Forse perché il “bilancio sociale” Rai non sia degno di attenzione, e comunque ricco di dati ed analisi?!

No, anche in quel caso, si nutre il dubbio che il committente non abbia grande interesse a stimolare un dibattito pubblico.

Il “bilancio sociale” Rai – come dire?! – è “atto dovuto”, un po’ come la “valutazione di impatto” del Mic…

Perché Mic e Rai sembra quasi se ne… vergognino?!

Lo stato di semi-clandestinità che viene riservato a questi documenti stimola interrogativi, dubbi, perplessità sulla vera vocazione alla trasparenza ed alla valutazione di efficienza ed efficacia dell’intervento della mano pubblica.

Una lettura doverosa ed opportuna per gli operatori del settore

Invitiamo quindi tutti gli operatori del settore ad affrontare la lettura delle 351 pagine della “Valutazione di impatto della legge cinema e audiovisivo 2019”, e ci permettiamo di suggerire al Ministro Dario Franceschini di promuovere un incontro pubblico di dibattito.

Nelle more, ci limitiamo ad osservare alcune curiosità, che provocano qualche dubbio: premesso che le imprese del settore vengono classificate in 3 “categorie” – ovvero “core”, “driven”, “promozione” –,  che senso ha far rientrare nel perimetro del settore audiovisivo (per quanto si voglia estendere il perimetro a tutti i costi) anche… le biblioteche ed i musei (inserite nella categoria “promozione”) e le sale giochi e biliardi (inserite nella categoria “driven”)?!

Se in termini “culturali” (intellettualistici?), si può sostenere che esista una qualche relazione / interazione, essa è oggettivamente assai labile…

Ed è evidente che, in questo modo, si “gonfiano” le dimensioni (presunte) del sistema, con una logica che sfugge al buon senso: è esattamente la stessa critica che, da anni, andiamo a manifestare nei confronti delle elaborazioni della Fondazione Symbola di Ermete Realacci, senza poi approfondire le criticità nell’utilizzazione dei famigerati “codici Ateco”, che non sono esattamente lo strumento più raffinato per studiare le industrie culturali e creative (irrisolto problema che riguarda anche le elaborazioni delle “statistiche culturali” dell’Istat).

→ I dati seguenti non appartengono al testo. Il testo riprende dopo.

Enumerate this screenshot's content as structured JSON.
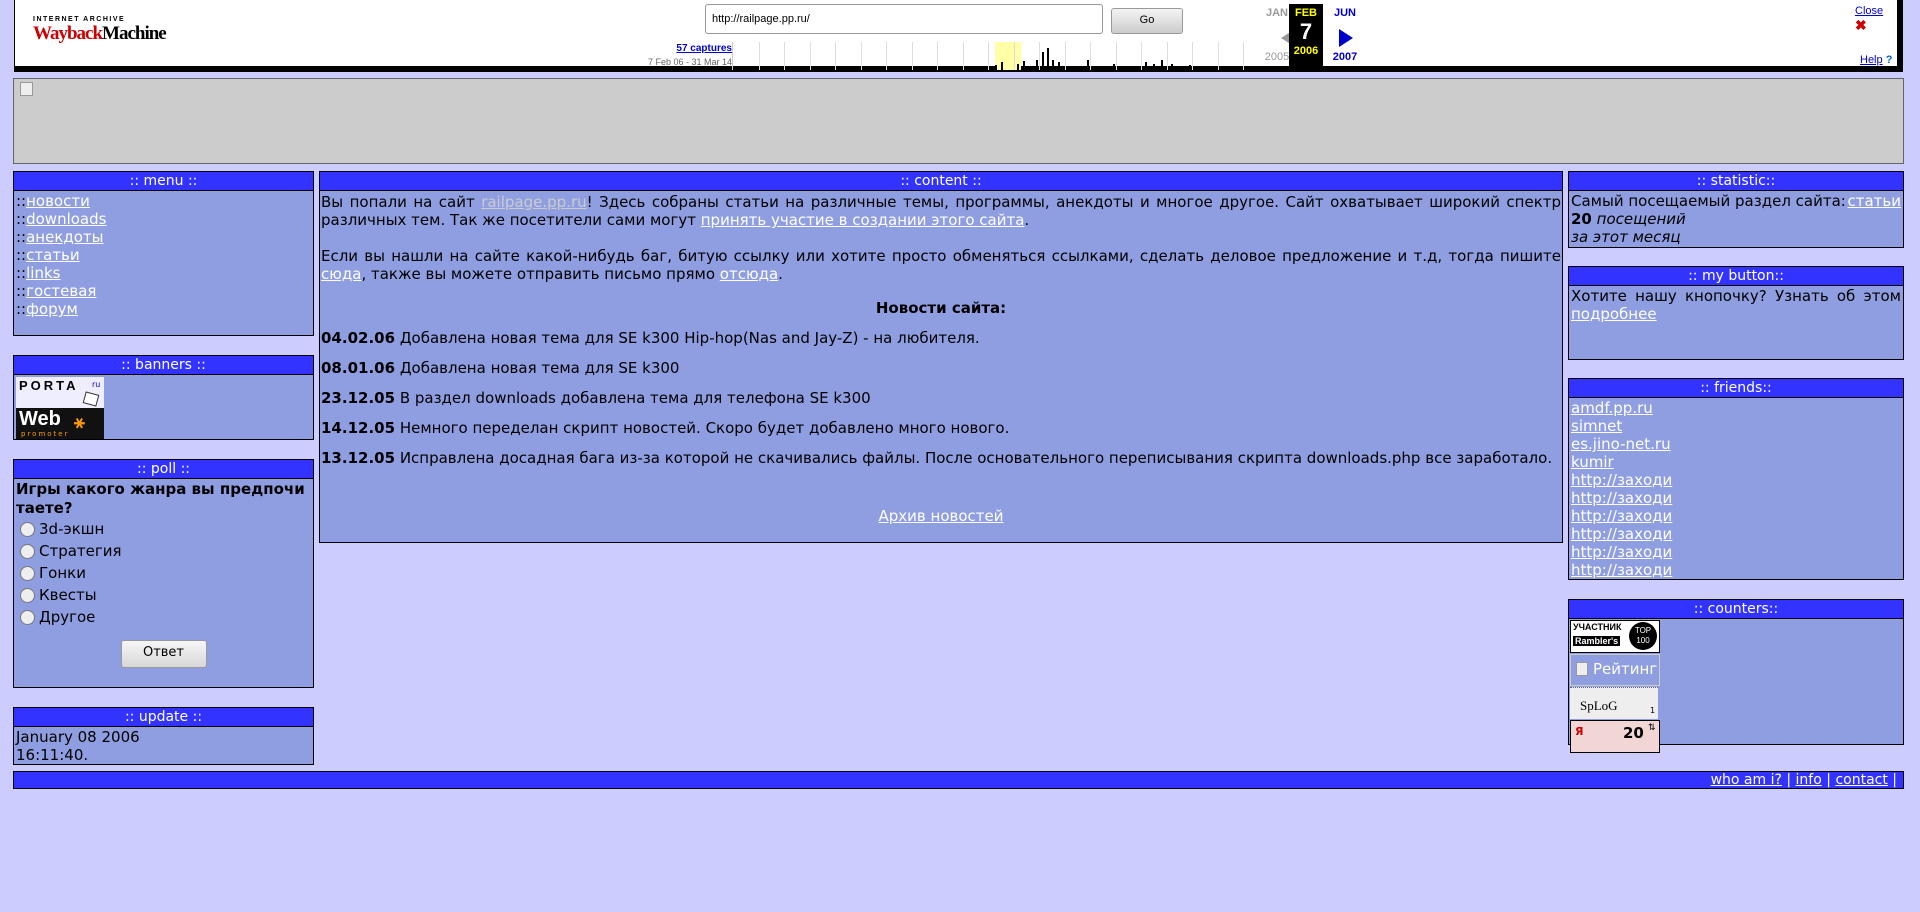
{
  "wayback": {
    "logo_top": "INTERNET ARCHIVE",
    "logo_wayback": "Wayback",
    "logo_machine": "Machine",
    "url_value": "http://railpage.pp.ru/",
    "go_label": "Go",
    "captures_label": "57 captures",
    "range_label": "7 Feb 06 - 31 Mar 14",
    "prev_month": "JAN",
    "cur_month": "FEB",
    "cur_day": "7",
    "cur_year": "2006",
    "next_month": "JUN",
    "prev_year": "2005",
    "next_year": "2007",
    "close_label": "Close",
    "help_label": "Help"
  },
  "menu": {
    "header": ":: menu ::",
    "prefix": "::",
    "items": [
      "новости",
      "downloads",
      "анекдоты",
      "статьи",
      "links",
      "гостевая",
      "форум"
    ]
  },
  "banners": {
    "header": ":: banners ::",
    "porta_label": "PORTA",
    "porta_suffix": "ru",
    "web_label": "Web",
    "web_sub": "promoter"
  },
  "poll": {
    "header": ":: poll ::",
    "question": "Игры какого жанра вы предпочитаете?",
    "options": [
      "3d-экшн",
      "Стратегия",
      "Гонки",
      "Квесты",
      "Другое"
    ],
    "submit_label": "Ответ"
  },
  "update": {
    "header": ":: update ::",
    "date": "January 08 2006",
    "time": "16:11:40."
  },
  "content": {
    "header": ":: content ::",
    "intro_1": "Вы попали на сайт ",
    "intro_link": "railpage.pp.ru",
    "intro_2": "! Здесь собраны статьи на различные темы, программы, анекдоты и многое другое. Сайт охватывает широкий спектр различных тем. Так же посетители сами могут ",
    "intro_link2": "принять участие в создании этого сайта",
    "intro_3": ".",
    "contact_1": "Если вы нашли на сайте какой-нибудь баг, битую ссылку или хотите просто обменяться ссылками, сделать деловое предложение и т.д, тогда пишите ",
    "contact_link1": "сюда",
    "contact_2": ", также вы можете отправить письмо прямо ",
    "contact_link2": "отсюда",
    "contact_3": ".",
    "news_title": "Новости сайта:",
    "news": [
      {
        "date": "04.02.06",
        "text": "Добавлена новая тема для SE k300 Hip-hop(Nas and Jay-Z) - на любителя."
      },
      {
        "date": "08.01.06",
        "text": "Добавлена новая тема для SE k300"
      },
      {
        "date": "23.12.05",
        "text": "В раздел downloads добавлена тема для телефона SE k300"
      },
      {
        "date": "14.12.05",
        "text": "Немного переделан скрипт новостей. Скоро будет добавлено много нового."
      },
      {
        "date": "13.12.05",
        "text": "Исправлена досадная бага из-за которой не скачивались файлы. После основательного переписывания скрипта downloads.php все заработало."
      }
    ],
    "archive_link": "Архив новостей"
  },
  "statistic": {
    "header": ":: statistic::",
    "text": "Самый посещаемый раздел сайта: ",
    "link": " статьи",
    "count": "20",
    "count_text": " посещений",
    "period": "за этот месяц"
  },
  "mybutton": {
    "header": ":: my button::",
    "text": "Хотите нашу кнопочку? Узнать об этом ",
    "link": "подробнее"
  },
  "friends": {
    "header": ":: friends::",
    "items": [
      "amdf.pp.ru",
      "simnet",
      "es.jino-net.ru",
      "kumir",
      "http://заходи",
      "http://заходи",
      "http://заходи",
      "http://заходи",
      "http://заходи",
      "http://заходи"
    ]
  },
  "counters": {
    "header": ":: counters::",
    "rambler_1": "УЧАСТНИК",
    "rambler_2": "Rambler's",
    "rambler_top": "TOP",
    "rambler_100": "100",
    "rating": "Рейтинг",
    "splog": "SpLoG",
    "splog_num": "1",
    "ya_num": "20"
  },
  "footer": {
    "links": [
      "who am i?",
      "info",
      "contact"
    ],
    "sep": " | ",
    "end": " |"
  }
}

Qual è l’obiettivo: “fare colpo” sull’opinione pubblica, con fuochi d’artificio numerici, in stile “size does matter” ovvero “big is beautiful”?!

Per questa ragione, qui ed ora non riteniamo opportuno estrapolare “numeri” dalla “valutazione di impatto”: crediamo che essi debbano essere paradossalmente sottoposti a validazione metodologica…

Alcuni errori marchiani: export di prodotti audiovisivi: Italia 78 milioni, Polonia… 562 milioni?!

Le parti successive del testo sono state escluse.